Since the comet is very low in the sky I set up a photo rig on the driveway where I could see down to the horizon. I can't actually image that low from the observatory. This picture was taken at 9:18, about an hour after sunset, so it wasn't totally dark yet. Even though some clouds are in the way, a good amount of its dust tail is visible.

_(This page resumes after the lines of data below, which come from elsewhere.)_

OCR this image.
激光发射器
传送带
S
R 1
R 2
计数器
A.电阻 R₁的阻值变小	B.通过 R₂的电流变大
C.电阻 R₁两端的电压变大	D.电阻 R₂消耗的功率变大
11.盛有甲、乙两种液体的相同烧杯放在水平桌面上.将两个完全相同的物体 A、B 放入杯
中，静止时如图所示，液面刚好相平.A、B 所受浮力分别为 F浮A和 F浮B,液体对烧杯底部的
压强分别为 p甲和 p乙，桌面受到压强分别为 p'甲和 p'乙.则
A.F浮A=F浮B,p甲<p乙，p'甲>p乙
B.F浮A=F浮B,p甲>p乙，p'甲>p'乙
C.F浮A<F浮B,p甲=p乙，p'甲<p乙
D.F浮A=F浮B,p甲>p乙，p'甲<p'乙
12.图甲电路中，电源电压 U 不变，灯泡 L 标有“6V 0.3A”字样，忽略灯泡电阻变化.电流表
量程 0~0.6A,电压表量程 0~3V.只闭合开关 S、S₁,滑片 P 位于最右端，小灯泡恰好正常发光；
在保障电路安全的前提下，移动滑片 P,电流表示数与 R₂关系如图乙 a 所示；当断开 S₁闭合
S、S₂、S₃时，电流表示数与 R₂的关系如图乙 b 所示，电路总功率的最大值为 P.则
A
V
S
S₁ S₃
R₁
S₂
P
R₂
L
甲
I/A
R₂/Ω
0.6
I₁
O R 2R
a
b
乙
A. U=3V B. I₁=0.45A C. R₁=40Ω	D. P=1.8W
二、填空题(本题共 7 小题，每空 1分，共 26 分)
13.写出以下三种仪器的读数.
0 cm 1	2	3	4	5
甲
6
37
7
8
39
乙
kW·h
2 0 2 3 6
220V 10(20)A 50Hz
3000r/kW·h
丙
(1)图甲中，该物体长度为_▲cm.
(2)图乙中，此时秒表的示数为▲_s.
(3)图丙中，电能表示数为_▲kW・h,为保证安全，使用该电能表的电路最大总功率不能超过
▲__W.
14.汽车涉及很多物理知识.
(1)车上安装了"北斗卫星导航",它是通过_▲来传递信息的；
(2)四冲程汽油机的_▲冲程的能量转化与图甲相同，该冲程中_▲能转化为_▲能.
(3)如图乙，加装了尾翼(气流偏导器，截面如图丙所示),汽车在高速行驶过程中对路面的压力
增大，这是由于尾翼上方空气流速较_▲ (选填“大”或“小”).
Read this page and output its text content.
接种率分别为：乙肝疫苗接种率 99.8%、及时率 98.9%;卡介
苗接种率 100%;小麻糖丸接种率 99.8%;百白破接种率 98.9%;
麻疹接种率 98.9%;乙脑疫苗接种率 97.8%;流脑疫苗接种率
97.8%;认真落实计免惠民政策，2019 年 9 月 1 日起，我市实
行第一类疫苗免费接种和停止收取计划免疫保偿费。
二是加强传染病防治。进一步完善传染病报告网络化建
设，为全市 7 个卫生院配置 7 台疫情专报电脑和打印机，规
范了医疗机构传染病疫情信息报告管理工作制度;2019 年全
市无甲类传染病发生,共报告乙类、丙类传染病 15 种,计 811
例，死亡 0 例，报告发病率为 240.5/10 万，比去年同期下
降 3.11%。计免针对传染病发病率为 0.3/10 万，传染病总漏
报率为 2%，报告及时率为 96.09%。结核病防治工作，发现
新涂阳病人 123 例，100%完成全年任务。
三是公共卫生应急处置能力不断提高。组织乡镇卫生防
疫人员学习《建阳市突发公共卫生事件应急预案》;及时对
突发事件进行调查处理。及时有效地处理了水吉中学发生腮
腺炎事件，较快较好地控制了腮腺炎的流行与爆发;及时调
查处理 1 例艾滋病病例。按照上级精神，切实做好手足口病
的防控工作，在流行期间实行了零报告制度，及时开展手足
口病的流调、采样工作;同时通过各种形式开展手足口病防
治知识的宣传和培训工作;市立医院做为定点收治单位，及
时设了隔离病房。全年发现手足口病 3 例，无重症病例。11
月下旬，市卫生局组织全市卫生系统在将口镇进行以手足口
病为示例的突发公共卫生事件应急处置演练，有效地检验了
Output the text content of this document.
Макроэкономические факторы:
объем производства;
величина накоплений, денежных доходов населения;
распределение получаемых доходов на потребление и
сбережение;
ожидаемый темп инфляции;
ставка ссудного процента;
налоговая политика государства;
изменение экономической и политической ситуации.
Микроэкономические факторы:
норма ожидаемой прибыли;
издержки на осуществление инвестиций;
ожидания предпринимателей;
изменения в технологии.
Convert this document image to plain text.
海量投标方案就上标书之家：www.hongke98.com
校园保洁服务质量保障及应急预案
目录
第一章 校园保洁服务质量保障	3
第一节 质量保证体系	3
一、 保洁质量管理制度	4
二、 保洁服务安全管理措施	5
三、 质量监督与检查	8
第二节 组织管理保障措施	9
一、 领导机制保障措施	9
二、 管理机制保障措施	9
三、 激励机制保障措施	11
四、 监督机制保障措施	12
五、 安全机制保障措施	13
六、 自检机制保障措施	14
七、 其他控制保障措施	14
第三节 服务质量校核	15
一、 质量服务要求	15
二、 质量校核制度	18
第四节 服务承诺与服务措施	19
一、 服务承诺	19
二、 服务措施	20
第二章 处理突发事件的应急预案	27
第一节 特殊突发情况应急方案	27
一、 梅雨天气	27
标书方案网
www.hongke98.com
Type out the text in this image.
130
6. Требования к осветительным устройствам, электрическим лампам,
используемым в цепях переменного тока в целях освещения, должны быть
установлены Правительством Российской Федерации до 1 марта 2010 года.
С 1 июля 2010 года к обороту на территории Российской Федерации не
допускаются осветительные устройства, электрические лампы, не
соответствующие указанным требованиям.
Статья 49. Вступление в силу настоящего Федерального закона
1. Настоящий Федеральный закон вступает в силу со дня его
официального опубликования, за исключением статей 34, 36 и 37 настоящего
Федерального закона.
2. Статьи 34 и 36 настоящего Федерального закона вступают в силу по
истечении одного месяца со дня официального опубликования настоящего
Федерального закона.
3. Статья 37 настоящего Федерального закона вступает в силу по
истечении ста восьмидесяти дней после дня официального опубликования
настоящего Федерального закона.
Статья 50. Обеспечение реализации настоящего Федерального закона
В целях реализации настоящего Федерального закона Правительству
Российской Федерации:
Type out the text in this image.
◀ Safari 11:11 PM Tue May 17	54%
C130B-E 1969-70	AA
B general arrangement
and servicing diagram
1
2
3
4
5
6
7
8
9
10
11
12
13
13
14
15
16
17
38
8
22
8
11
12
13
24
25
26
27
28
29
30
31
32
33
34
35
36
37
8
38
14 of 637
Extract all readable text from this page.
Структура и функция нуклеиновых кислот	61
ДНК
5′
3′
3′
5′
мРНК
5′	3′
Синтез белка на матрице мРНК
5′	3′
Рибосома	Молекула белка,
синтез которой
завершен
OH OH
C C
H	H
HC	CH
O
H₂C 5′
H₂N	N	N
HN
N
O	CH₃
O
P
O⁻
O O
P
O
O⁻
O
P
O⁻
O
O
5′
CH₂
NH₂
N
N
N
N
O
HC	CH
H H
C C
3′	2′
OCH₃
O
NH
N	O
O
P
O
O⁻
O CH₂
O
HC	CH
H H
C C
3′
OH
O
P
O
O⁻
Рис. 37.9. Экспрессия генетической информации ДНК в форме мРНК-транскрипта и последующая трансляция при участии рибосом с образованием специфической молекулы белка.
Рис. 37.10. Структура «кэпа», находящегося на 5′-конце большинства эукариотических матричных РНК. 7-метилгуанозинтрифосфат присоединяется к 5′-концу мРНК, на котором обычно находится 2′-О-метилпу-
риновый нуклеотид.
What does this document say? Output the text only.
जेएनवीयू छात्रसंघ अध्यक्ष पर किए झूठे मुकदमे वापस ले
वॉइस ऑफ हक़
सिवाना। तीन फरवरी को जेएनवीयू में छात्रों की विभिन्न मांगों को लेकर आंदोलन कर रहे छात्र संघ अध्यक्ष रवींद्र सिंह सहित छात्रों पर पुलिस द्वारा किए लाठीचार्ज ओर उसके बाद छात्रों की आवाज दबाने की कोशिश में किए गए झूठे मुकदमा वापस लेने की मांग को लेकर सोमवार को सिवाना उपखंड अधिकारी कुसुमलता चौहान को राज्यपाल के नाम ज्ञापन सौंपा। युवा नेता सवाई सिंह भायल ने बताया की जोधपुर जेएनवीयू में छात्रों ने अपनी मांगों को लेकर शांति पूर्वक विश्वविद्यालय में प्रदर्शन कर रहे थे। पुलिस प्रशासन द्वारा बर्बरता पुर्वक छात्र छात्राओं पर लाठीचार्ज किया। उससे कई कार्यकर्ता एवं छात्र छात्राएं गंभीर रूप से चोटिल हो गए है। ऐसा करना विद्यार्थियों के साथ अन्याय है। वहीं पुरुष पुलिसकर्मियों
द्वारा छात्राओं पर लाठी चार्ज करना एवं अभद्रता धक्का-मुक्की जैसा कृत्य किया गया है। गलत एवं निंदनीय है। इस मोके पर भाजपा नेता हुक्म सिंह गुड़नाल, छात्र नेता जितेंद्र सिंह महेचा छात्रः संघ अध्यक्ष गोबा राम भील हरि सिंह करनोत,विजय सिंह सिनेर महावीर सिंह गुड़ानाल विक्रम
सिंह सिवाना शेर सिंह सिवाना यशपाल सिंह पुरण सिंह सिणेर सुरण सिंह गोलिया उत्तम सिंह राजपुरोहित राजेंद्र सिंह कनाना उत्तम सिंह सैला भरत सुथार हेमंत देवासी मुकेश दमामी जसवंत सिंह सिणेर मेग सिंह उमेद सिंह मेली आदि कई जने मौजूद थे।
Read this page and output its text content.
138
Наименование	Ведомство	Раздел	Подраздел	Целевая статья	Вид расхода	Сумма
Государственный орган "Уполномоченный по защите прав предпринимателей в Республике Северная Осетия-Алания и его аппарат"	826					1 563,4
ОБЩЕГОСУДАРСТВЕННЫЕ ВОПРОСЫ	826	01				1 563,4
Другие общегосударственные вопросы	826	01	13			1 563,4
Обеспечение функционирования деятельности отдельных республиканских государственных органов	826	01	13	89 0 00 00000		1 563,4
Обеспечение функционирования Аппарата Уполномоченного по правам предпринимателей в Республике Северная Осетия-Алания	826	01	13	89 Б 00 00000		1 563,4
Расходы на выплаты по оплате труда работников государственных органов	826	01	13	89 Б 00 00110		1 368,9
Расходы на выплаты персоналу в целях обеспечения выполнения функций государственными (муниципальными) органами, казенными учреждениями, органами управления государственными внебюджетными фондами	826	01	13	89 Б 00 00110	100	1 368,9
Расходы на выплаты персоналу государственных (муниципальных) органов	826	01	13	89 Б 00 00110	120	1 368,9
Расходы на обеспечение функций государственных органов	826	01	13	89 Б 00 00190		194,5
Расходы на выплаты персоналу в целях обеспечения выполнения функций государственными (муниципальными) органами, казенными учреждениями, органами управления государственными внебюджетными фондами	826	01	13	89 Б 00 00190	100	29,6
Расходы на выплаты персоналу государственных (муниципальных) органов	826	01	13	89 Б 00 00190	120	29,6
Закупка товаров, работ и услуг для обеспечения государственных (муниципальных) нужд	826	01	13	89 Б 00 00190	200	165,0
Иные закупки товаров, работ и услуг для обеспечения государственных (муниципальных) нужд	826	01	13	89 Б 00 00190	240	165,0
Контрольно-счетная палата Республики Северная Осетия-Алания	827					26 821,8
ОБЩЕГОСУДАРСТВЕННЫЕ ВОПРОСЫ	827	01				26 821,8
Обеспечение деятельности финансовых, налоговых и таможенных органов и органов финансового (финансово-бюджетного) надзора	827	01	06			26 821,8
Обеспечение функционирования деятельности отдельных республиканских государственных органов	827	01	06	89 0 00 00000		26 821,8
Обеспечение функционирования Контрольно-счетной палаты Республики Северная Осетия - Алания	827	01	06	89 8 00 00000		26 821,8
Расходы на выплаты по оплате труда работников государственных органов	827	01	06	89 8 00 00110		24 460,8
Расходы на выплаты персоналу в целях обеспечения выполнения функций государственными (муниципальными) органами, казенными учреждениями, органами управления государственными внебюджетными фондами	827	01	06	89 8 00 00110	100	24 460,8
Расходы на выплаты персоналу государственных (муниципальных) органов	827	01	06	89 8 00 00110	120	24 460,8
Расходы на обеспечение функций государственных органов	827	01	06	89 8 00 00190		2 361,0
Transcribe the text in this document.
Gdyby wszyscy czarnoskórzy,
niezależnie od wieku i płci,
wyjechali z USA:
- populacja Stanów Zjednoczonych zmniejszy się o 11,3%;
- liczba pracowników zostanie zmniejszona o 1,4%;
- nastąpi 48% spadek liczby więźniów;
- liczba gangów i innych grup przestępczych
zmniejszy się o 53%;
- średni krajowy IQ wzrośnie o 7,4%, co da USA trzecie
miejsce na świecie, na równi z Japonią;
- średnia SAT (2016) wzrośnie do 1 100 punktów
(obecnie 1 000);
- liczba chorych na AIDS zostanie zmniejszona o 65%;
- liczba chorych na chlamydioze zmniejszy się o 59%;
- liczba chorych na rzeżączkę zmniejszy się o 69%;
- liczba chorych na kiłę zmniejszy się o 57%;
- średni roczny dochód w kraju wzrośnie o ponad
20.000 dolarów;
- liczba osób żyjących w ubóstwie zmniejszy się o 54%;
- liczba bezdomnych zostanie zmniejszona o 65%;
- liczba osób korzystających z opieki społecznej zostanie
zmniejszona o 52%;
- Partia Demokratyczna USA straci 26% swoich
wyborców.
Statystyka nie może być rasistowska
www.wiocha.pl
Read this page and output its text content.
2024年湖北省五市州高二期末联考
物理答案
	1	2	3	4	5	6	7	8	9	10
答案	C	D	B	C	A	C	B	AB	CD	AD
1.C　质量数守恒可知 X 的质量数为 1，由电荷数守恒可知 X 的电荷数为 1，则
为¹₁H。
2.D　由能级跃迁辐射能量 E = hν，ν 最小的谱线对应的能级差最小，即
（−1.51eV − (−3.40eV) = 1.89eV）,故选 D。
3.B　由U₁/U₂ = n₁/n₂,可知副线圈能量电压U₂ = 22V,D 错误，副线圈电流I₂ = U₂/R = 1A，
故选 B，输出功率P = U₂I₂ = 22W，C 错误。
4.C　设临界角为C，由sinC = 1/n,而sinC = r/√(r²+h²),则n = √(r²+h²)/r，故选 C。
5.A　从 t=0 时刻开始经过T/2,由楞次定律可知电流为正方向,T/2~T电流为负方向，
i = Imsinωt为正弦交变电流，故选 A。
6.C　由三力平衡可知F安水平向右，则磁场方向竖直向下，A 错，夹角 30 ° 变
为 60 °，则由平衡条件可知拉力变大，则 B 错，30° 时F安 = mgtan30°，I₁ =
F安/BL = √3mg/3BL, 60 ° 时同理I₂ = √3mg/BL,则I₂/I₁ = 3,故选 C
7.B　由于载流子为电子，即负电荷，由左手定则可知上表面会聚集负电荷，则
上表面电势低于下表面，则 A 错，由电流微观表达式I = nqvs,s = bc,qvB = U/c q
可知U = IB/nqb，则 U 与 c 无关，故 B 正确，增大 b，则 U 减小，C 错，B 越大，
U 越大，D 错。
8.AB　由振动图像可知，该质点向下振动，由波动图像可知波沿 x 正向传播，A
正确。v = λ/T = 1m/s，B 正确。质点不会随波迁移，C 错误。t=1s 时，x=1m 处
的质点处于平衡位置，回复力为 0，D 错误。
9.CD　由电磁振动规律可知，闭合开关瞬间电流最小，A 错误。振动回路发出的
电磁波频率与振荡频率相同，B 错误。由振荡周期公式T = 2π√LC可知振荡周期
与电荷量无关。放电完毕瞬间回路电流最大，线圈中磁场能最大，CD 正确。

Thirty minutes later the sky was almost totally dark and the dim parts of the comet popped out. Now both the yellowish dust tail and the bluish ion tail really stand out and are very long. Jump over to the Solar System astrophoto page to see this image. Urban light pollution will mask the fainter parts of the comet too. So if possible, go to a darker location to view this wonderful comet. You'll see a whole lot more of it!
Astronomy and music go together... right? Well, I think so anyway. So I regularly have music playing in the observatory when I'm out there taking pictures. Dottie and my favorite pianist/composer is Robin Spielberg and I thought her song Spellbound would be a perfect match for an astronomy slideshow. So I put together a music video using some of my astronomy photos set to Spellbound.
Dottie and I met Robin about a year ago and shortly into a conversation I learned she loves astronomy pictures. Since then Robin has been enjoying my astronomy photos that I've shared with her. When I sent Robin my Spellbound Nights video she posted it on her YouTube Channel as the "Spellbound - Official Video". How cool is that!